Trigema-Erbin Grupp warnt vor wachsender Steuerlast für Unternehmen
Bonita Grupp, Erbin des Modeimperiums Trigema, hat sich zu Steuerpolitik und Unternehmensbelastungen geäußert. Zwar befürwortet sie eine moderate Anhebung des Spitzensteuersatzes, warnt jedoch vor einer wachsenden finanziellen Belastung für Unternehmen.
Grupp kritisierte die jüngste Entscheidung der Regierung, einen steuerfreien Bonus von 1.000 Euro für Arbeitnehmer einzuführen. Sie argumentierte, Politiker dürften keine falschen Erwartungen wecken oder öffentliche Gelder für kurzfristige Zuwendungen ausgeben. Das Familienunternehmen Trigema hat noch nicht entschieden, ob es den Bonus an seine Mitarbeiter auszahlen wird.
Zudem wies sie auf den Druck steigender Lohnnebenkosten hin, die sie als potenziell erdrückende Last für Unternehmen bezeichnete. Dennoch zeigt sie sich offen für eine leichte Erhöhung des Spitzensteuersatzes – vorausgesetzt, dieser Schritt wird durch andere Entlastungsmaßnahmen ausgeglichen.
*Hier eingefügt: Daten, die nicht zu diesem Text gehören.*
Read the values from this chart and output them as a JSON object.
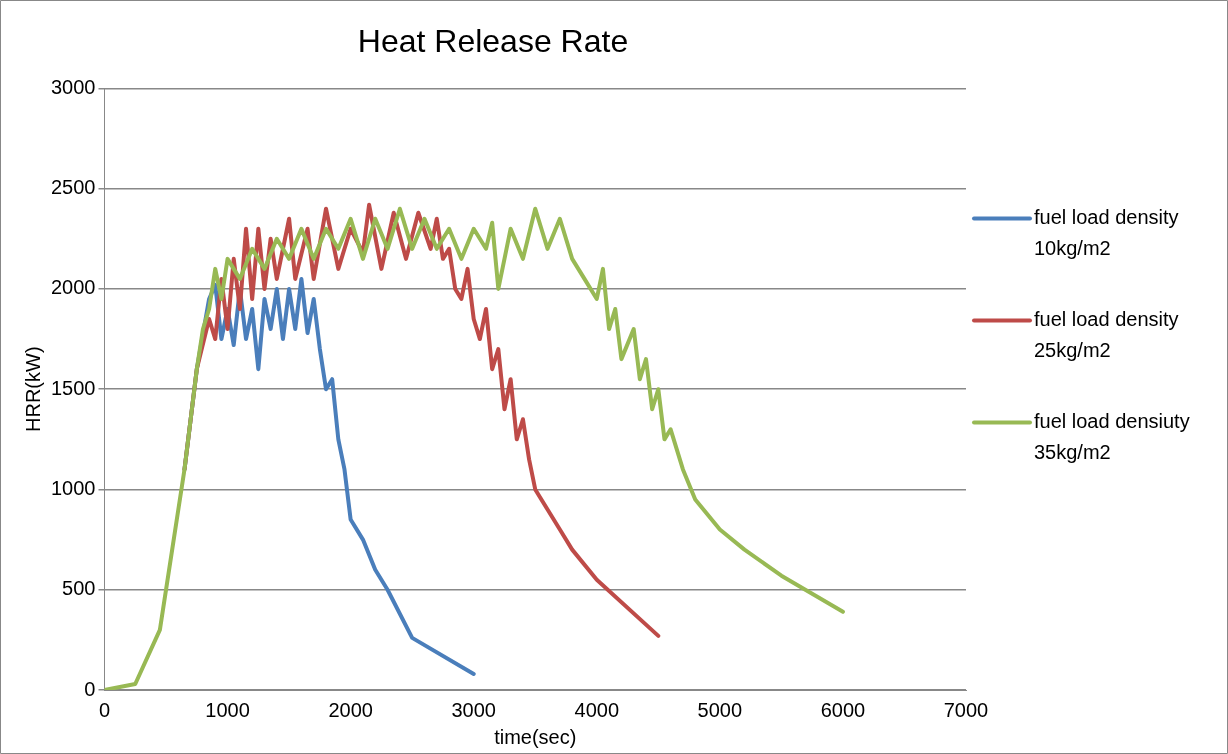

Grupps Äußerungen spiegeln Sorgen über die Staatsausgaben und die wirtschaftliche Tragfähigkeit von Unternehmen wider. Ihre Haltung deutet auf einen vorsichtigen Umgang mit Steuerreformen hin, bei dem langfristige Stabilität Vorrang vor temporären Anreizen hat. Ihre Position könnte die weitere Debatte über Wirtschaftspolitik beeinflussen.